In October, Apple said it lost $6 billion to chip shortage and that the loss would continue in the crucial December quarter. Nintendo also revised its sales forecast because of the crisis, while Sony’s PS5 remains in short supply since it launched in November 2020.
Given the current conditions and the rise of a new Omicron variant, which might once again result in new lockdown measures, the shortages could well continue in 2022 as well.
Global internet service outages
The year also saw several internet service outages. In June, there was the ‘Fastly outage’ which affected major news, streaming websites, and even Amazon. Sites such as Financial Times, the Guardian, the New York Times, CNN, Hulu, HBO Max, Quora, PayPal, Vimeo, and Shopify were also down. The reason: a content delivery network (CDN) run by Fastly, which is a cloud computing services provider.
CDNs allow customer websites to store data such as images and videos on various mirror servers so it is closer to customers and loads faster. But as the Fastly experience showed the CDN outage had led to most of the websites being inaccessible. It also revealed just how the entire internet could go down if one of the major providers faced an issue.
There was the great Facebook outage of October, when all three of the company’s services: Facebook, Instagram and WhatsApp were down for nearly six hours. This one in particular hit hard given how dependent the world is on Facebook’s apps and services. Facebook later blamed the issue on a major DNS failure. A “faulty configuration change” was the official reason.
In a statement, Facebook said, “During one of these routine maintenance jobs, a command was issued with the intention to assess the availability of global backbone capacity, which unintentionally took down all the connections in our backbone network, effectively disconnecting Facebook data centres globally.”
Essentially, it was a Border Gateway Protocol (BGP) routing issue. BGP routing allows networks to connect with each other, and given the configuration change, there were no BGP routes to Facebook’s networks, thus causing the massive outage.

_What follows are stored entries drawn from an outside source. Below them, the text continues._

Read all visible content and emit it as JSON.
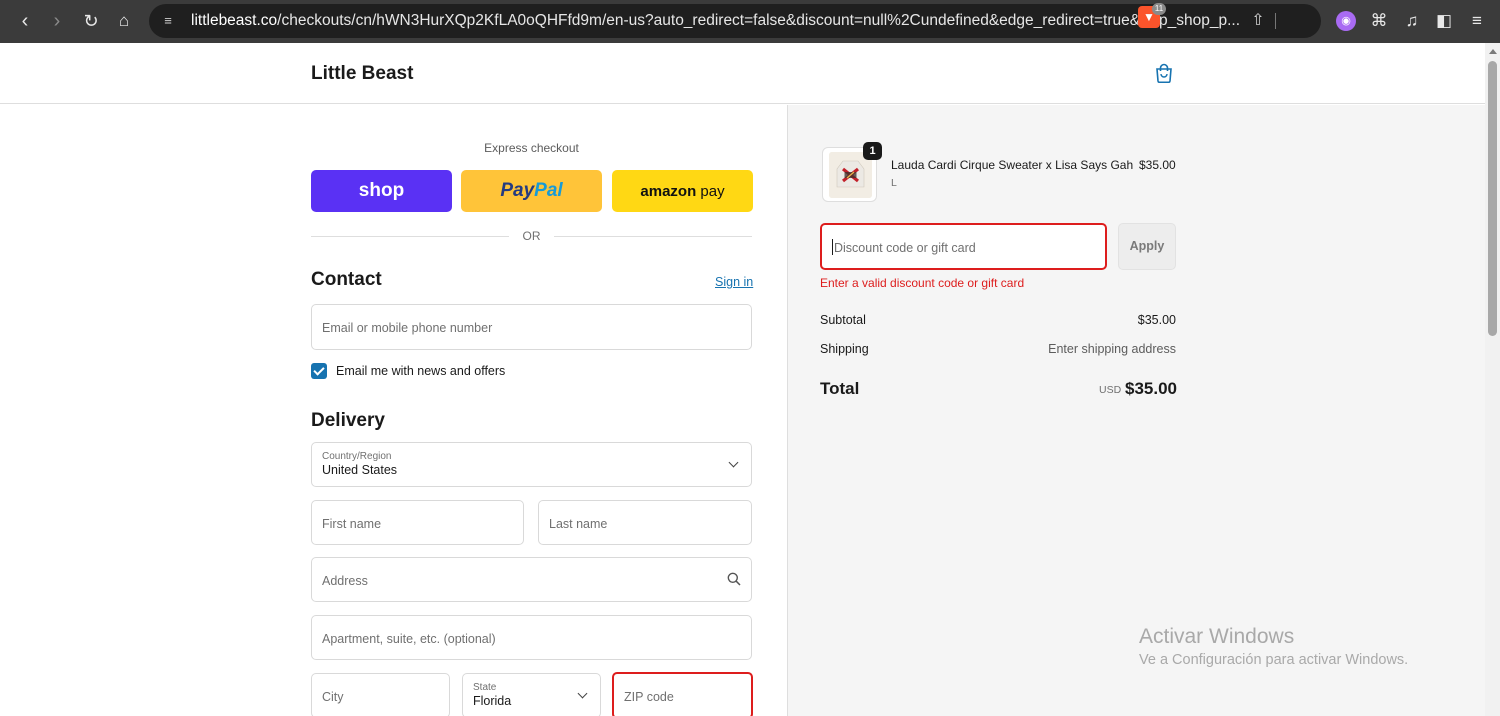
{
  "browser": {
    "url_host": "littlebeast.co",
    "url_path": "/checkouts/cn/hWN3HurXQp2KfLA0oQHFfd9m/en-us?auto_redirect=false&discount=null%2Cundefined&edge_redirect=true&skip_shop_p...",
    "brave_badge": "11",
    "icons": [
      "back-icon",
      "forward-icon",
      "reload-icon",
      "home-icon",
      "site-settings-icon",
      "share-icon",
      "brave-shields-icon",
      "leo-icon",
      "extensions-icon",
      "media-icon",
      "sidebar-icon",
      "menu-icon"
    ]
  },
  "header": {
    "brand": "Little Beast"
  },
  "express": {
    "label": "Express checkout",
    "shop_label": "shop",
    "paypal_pay": "Pay",
    "paypal_pal": "Pal",
    "amazon_label_1": "amazon",
    "amazon_label_2": " pay",
    "or": "OR"
  },
  "contact": {
    "title": "Contact",
    "signin": "Sign in",
    "email_placeholder": "Email or mobile phone number",
    "news_label": "Email me with news and offers",
    "news_checked": true
  },
  "delivery": {
    "title": "Delivery",
    "country_label": "Country/Region",
    "country_value": "United States",
    "first_name_placeholder": "First name",
    "last_name_placeholder": "Last name",
    "address_placeholder": "Address",
    "apartment_placeholder": "Apartment, suite, etc. (optional)",
    "city_placeholder": "City",
    "state_label": "State",
    "state_value": "Florida",
    "zip_placeholder": "ZIP code"
  },
  "order": {
    "item": {
      "quantity": "1",
      "name": "Lauda Cardi Cirque Sweater x Lisa Says Gah",
      "variant": "L",
      "price": "$35.00"
    },
    "discount_placeholder": "Discount code or gift card",
    "apply_label": "Apply",
    "discount_error": "Enter a valid discount code or gift card",
    "subtotal_label": "Subtotal",
    "subtotal_value": "$35.00",
    "shipping_label": "Shipping",
    "shipping_value": "Enter shipping address",
    "total_label": "Total",
    "total_currency": "USD",
    "total_value": "$35.00"
  },
  "watermark": {
    "line1": "Activar Windows",
    "line2": "Ve a Configuración para activar Windows."
  },
  "colors": {
    "shop": "#5a31f4",
    "paypal": "#ffc439",
    "amazon": "#ffd814",
    "link": "#1773b0",
    "error": "#dd1d1d"
  }
}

And in November, Google’s services were down for users in Europe, Asia, and the US, and took some time to resolve. Google, however, did not give clear reasons on what caused the outage.
Discovered in the month of December, Log4j or Log4shell vulnerability has sent major tech companies scrambling to ensure that they are updated against the flaw. The vulnerability, discovered in one of the most used logging libraries, pretty much impacts most major services from Microsoft’s Minecraft to Apple iCloud to Twitter to enterprise products such as those from VMWare, Cisco, etc.
The open-source logging library can allow hackers to take over an application or computer system easily. Exploits for this already exist and are being used to run crypto-mining scams. Experts also state that the flaw can allow for leakage of sensitive data, which poses more threats to bigger institutions such as banks, financial services, enterprise services.
There’s no doubt that the Log4j is a critical flaw that most companies are worried about and trying to install the latest patch quickly. It is also another reminder of how cybersecurity flaws will continue to haunt the tech world and the risks that they bring once exposed.